I think given this new information, it might be possible that this could be modified with a software hack, rather than a hardware hack. Soon I'll be able to mess with that a bit more and see what happens.
Simon:
thats true, if you can get it to make the viarac go to it's maximum value all the time it would be "open" to all frequencies.
rossmoffett:
I just verified that this does in fact disable the bandwidth limit option in the Ch2 (modified) menu.
So the next step is to take it apart again and check those vias to see what kind of signals they're giving. One of them should respond only to the bandwidth limit select, the other is likely the 50 MHz limit, and perhaps there's a way to bypass the other without cutting the trace.
Otherwise, fiddling with the software may be the only choice.
JimBeam:
--- Quote from: rossmoffett on March 11, 2010, 09:27:36 pm ---Respectfully, your circuit is missing some information. There are two vias - possibly both controls (maybe one for the selectable BW limit and one for 50 MHz limit?). R1 in your circuit is not going to ground, it meets a via and connects to a capacitor which goes to ground.
--- End quote ---
Ooops, you are right! I did not measure this via - just estimating from the circuit that it was ground...
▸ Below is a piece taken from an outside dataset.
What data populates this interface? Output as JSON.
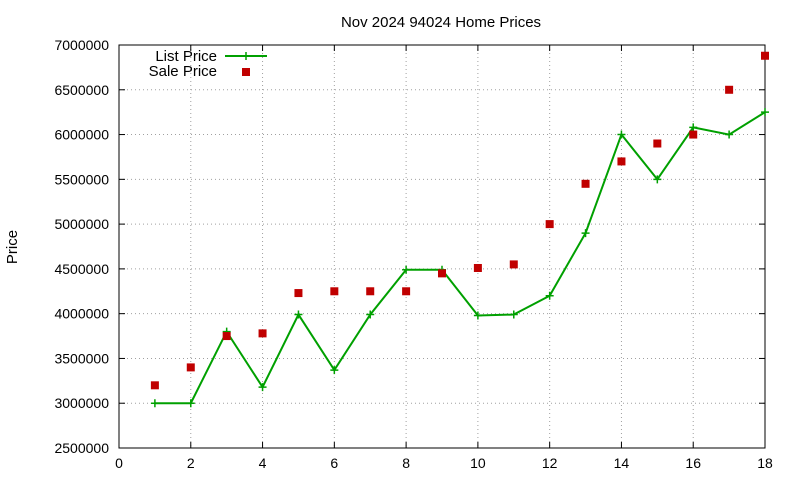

So we obviously have two control signals (circuit below), which could mean that this second signal indeed is causing the bandwidth "problem" - but before I take any further assumptions, I'm going to take some live measurements on my scope this evening. ;-)
--- Quote from: Simon on March 11, 2010, 07:54:20 pm ---so are you saying that if the variac diode is shorted all filtered limits are removed so the scope will be open to all frequencies ?
--- End quote ---
Not exactly for all frequencies, but at least to the limit the amplifier poses - and not if shorted, but if the diode would be removed. (The caps and resistors still present lowpass filters on both pin8 and 9, but this should be neglectible).